The update is a bit of an admission that with the demise of the Newsstand, and Apple’s continue lack of support for publishers within the new Magazines & Newspapers category (where the subcategories are even more broken in 2016 than they were in 2015), many magazine readers may shift from buying their periodicals from Apple and more to the other digital newsstands.
With the past few months Next Issue Media updated their newsstand app, renaming it Texture, and Magzter did the same just last month. With this move Amazon may be able to legitimately argue that magazine publishers would be better off thinking Amazon first, then Apple second or third (depending what Google does in the future to boost the fortunes of digital magazine publishers).
Here is the update information for the iOS Kindle app:
Interactive magazines on iPad support rich content controls such as slideshows, audio and videos for select US titles.
iPad Pro Support
Support for native scale resolution on iPad Pro.
Flashcards, notebook export, and improved notebook filtering available on more textbooks
Flashcards, Notebook Export to email, and richer notebook filtering (including chapter-based filtering) have been expanded to nearly all textbooks (and many non-textbooks as well).
The New York Observer updated its iOS app today saying that it has added support for the iPad Pro.
“This update optimizes for iPad Pro in case you are one of the lucky ones who has one,” the app description states, which is pretty true in that sales of the larger iPad model is still fairly limited (though better than many other tablet makers selling higher end tablets).
As for the Observer’s digital publication app, it probably only can be read enjoyably on an iPad Pro as it is a PDF replica.
Samsung has added ad blocker support for its mobile devices this last weekend. Software developers who already are making ad blocker solutions for Android and Opera are quickly adding Samsung support, Adblock Fast and Crystal being among the first.
Most media observers agree that publishers pretty much have only themselves to blame for the rise in ad blocker use, as web pages continue to be slow to load due to obnoxious, often autoplay, interactive ads.
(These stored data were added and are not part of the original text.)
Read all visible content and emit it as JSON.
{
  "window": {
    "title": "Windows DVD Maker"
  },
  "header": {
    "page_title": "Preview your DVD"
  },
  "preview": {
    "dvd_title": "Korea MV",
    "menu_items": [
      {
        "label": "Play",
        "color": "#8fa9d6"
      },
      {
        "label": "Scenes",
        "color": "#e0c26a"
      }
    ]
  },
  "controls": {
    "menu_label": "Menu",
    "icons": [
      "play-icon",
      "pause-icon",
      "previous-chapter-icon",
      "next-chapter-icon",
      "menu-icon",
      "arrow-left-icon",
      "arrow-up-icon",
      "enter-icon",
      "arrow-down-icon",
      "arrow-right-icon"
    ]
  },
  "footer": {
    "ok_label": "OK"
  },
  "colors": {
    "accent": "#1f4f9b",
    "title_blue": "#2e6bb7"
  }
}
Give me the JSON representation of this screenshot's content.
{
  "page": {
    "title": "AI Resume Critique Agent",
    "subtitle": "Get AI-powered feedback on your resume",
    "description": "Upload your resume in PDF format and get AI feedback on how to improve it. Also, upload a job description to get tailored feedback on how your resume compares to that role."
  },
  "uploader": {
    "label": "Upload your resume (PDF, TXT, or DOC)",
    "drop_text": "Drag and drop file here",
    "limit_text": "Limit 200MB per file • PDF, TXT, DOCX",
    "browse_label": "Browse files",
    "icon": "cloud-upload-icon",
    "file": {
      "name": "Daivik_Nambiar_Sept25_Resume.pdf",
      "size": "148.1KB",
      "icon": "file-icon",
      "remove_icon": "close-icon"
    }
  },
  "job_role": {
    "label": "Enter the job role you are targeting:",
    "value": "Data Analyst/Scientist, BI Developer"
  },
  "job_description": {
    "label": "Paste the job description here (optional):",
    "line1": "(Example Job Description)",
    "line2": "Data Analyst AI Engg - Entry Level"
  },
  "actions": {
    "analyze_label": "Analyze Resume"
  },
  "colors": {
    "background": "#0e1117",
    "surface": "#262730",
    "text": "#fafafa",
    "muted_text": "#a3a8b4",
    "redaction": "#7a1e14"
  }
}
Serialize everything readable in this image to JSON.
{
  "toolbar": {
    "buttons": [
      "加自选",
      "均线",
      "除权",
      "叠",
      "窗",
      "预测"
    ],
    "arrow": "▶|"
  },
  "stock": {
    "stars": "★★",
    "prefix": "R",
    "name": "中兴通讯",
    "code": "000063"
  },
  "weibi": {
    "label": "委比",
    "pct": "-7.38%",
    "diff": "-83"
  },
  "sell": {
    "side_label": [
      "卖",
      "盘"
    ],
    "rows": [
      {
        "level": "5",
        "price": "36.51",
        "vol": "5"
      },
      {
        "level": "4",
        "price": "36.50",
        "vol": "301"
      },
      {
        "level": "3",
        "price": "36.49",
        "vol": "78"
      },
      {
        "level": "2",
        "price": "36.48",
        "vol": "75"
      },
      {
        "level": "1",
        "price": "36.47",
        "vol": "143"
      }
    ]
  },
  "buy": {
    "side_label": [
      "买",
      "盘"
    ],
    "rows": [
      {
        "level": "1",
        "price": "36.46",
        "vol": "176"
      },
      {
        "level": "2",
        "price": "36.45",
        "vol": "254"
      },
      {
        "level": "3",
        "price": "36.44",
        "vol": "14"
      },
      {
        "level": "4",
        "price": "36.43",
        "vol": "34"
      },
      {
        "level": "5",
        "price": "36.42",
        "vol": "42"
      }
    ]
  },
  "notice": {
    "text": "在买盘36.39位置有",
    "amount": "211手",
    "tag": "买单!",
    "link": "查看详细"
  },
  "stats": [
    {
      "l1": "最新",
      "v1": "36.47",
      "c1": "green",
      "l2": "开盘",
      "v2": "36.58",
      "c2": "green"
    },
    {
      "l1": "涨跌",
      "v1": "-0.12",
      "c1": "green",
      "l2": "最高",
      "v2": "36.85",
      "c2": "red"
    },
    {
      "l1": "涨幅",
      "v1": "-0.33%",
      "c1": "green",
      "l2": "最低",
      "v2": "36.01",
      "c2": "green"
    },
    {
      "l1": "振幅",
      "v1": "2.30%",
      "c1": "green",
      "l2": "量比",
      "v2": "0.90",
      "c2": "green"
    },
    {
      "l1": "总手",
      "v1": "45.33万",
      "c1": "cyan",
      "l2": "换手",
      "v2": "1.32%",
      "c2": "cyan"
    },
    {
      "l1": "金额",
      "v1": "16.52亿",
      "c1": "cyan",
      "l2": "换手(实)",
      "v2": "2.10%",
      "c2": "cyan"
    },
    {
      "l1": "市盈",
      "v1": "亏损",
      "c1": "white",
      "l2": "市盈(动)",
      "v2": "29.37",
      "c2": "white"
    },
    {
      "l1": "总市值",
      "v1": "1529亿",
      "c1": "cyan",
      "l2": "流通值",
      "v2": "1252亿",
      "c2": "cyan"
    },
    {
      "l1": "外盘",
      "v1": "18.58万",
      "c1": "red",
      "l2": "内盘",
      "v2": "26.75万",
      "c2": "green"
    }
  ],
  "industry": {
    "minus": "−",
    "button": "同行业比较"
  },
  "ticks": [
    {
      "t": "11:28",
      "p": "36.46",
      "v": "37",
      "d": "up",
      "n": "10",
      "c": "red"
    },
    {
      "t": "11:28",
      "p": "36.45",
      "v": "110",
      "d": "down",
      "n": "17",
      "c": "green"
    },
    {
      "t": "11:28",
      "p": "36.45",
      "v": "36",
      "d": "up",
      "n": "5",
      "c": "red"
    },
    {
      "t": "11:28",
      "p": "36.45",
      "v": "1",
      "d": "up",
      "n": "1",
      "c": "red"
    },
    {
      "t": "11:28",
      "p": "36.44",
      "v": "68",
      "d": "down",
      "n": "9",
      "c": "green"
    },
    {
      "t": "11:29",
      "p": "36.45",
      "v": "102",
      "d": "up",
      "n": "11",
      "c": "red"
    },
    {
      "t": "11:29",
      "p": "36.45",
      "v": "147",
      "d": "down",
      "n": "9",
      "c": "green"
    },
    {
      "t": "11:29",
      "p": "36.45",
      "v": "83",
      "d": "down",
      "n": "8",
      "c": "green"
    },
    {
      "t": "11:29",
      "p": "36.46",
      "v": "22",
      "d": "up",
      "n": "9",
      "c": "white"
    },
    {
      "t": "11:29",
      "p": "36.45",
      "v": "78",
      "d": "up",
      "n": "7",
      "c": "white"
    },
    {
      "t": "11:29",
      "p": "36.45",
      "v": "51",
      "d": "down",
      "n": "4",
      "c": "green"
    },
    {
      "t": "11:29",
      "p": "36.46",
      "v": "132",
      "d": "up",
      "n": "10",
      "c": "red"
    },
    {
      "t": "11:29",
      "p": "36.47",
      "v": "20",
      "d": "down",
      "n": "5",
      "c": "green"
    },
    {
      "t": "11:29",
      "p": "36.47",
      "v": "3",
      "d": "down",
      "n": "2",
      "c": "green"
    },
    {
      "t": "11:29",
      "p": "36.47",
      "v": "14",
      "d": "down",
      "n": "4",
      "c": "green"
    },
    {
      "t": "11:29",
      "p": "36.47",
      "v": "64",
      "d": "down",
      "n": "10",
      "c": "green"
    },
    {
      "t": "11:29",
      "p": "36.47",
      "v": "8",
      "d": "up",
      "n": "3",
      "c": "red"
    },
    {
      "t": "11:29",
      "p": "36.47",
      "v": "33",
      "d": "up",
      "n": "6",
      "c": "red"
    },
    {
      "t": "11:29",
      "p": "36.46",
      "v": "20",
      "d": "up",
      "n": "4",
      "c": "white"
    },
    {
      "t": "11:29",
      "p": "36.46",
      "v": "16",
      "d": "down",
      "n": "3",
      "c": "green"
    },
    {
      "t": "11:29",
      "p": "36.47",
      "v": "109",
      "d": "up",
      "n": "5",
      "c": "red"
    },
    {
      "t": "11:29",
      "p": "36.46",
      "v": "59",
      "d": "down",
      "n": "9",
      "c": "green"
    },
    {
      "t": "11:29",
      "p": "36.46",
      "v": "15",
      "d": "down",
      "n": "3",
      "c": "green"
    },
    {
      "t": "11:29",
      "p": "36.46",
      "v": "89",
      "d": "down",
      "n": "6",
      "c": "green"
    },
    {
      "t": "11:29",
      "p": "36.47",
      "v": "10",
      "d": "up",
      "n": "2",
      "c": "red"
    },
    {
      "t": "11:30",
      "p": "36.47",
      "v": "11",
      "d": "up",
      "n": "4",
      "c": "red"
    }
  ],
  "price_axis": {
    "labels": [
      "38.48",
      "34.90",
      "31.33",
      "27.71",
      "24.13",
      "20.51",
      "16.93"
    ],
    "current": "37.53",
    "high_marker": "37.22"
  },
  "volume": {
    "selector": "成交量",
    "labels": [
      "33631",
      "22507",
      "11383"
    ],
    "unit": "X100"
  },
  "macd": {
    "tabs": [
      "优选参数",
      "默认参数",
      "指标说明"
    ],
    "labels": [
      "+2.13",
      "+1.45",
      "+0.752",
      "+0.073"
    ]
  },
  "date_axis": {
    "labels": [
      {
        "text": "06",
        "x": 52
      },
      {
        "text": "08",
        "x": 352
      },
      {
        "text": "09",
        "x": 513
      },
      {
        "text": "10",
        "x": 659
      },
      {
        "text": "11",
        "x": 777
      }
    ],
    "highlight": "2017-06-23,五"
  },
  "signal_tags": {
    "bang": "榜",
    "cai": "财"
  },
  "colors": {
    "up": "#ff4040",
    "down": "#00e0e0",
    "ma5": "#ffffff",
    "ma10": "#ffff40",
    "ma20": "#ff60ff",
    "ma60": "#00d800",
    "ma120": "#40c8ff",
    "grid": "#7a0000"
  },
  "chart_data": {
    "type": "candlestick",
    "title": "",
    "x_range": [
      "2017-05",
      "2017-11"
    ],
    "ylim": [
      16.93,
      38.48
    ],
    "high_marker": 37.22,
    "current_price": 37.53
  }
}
But Google, which allows ad blockers in its Chrome desktop browser, probably has the most to lose from ad blocking. Yesterday it reported record revenues and profits, and its stock price continues to climb, making it now the world’s most valuable company based on market cap. But its growth is tied to mobile advertising (as is Facebook’s).
Apple, meanwhile, has admitted defeat and is pulling the plug on iAd.